2018-12-11 at 9:56 am #29002
So … you’d like to try making a mead, but are not quite sure where to start? My hope is that this short article will help.
Certainly one can go to most any of the home brewing stores, and purchase a kit for making mead. That should come with everything you’d need to make a mead. The problem is that there are often items in kits that are really not all that necessary. So my goal will be to make this a very minimalistic list of what is needed to get started making a batch of mead.
In a nutshell you will need the following:
- Honey – roughly 15 lbs depending on your recipe
- Wine Yeast
- Yeast Nutrient
- Hydrometer jar
- Food grade mixing/fermentation bucket (Needs to hold more than 5 gallons)
- A five or six gallon carboy
- Big stirring spoon
- siphon hose
- air lock and stopper for the carboy
- Beer bottles and caps to hold five gallons of mead
- Bottle capper
Start by washing and sanitizing anything that will come into contact with the mead. That means initially the mixing bucket and your big stirring spoon.
Then place your 15 lbs of honey in the mixing bucket, and add water to bring the solution to about four gallons.
Make sure the honey is completely dissolved, and take a sample of the honey water solution using the hydrometer jar. Float the hydrometer in the solution to measure the sugar content. In particular, the hydrometer should be marked with a “potential alcohol” scale.
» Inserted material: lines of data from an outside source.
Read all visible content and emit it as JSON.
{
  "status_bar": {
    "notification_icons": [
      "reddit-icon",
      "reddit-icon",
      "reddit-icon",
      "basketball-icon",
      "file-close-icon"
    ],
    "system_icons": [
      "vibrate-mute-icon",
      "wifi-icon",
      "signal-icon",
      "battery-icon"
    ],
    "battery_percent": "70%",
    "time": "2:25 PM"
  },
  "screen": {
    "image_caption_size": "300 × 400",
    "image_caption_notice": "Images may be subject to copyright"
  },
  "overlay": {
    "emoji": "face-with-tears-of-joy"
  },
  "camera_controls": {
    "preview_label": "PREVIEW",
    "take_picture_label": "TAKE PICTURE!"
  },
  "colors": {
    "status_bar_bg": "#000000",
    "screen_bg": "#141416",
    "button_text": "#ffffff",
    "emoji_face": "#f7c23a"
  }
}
This indicates how much alcohol your mead could potentially end up with depending on the amount of sugar currently in the solution.
At this point you can add water to adjust the potential alcohol to where you want it to be. Adding water lowers the sugar concentration as well as the potential alcohol. I tend to target around 10 – 12% potential alcohol by volume (% ABV). You can go higher, but yeasts often start to be stressed at 15% ABV, and usually have a hard time getting into the 18 – 20% ABV range.
Once you have the honey water solution mixed, add yeast nutrient. There are different blends of nutrients so follow the directions that came with the nutrient you have.
At this point you can add your yeast package, and sit back and wait. The fermentation should begin in a day or so. The liquid starts to bubble and often foams up. You’ll need some extra space in the mixing bucket to allow for stirring as well as foaming during the initial fermentation.
Once the initial first fermentation begins to subside, clean and sanitize the carboy, and then transfer the liquid to the carboy using the siphon hose. Try to siphon the liquid off of the sludge leaving that in the bottom of the bucket. To sanitize the siphon hose I boil it in hot water for 10 minutes. Install the air lock on the carboy, and let it sit in a cool, dark place for some time.
In a month or so the liquid should be mostly clear. This is your mead. At this point you can rack (siphon) the clear liquid off of the lees (sludge) into another carboy to age longer, or you could clean and sanitize the beer bottles and bottle it. That all depends on how you want to store and age your mead.
This will get you started with a simple, plain, dry mead. From here you can imagine adding more or less honey, different types of honey, and flavoring agents to your hearts desire. Mead can be made in many many different ways, and there are lots of recipes out there.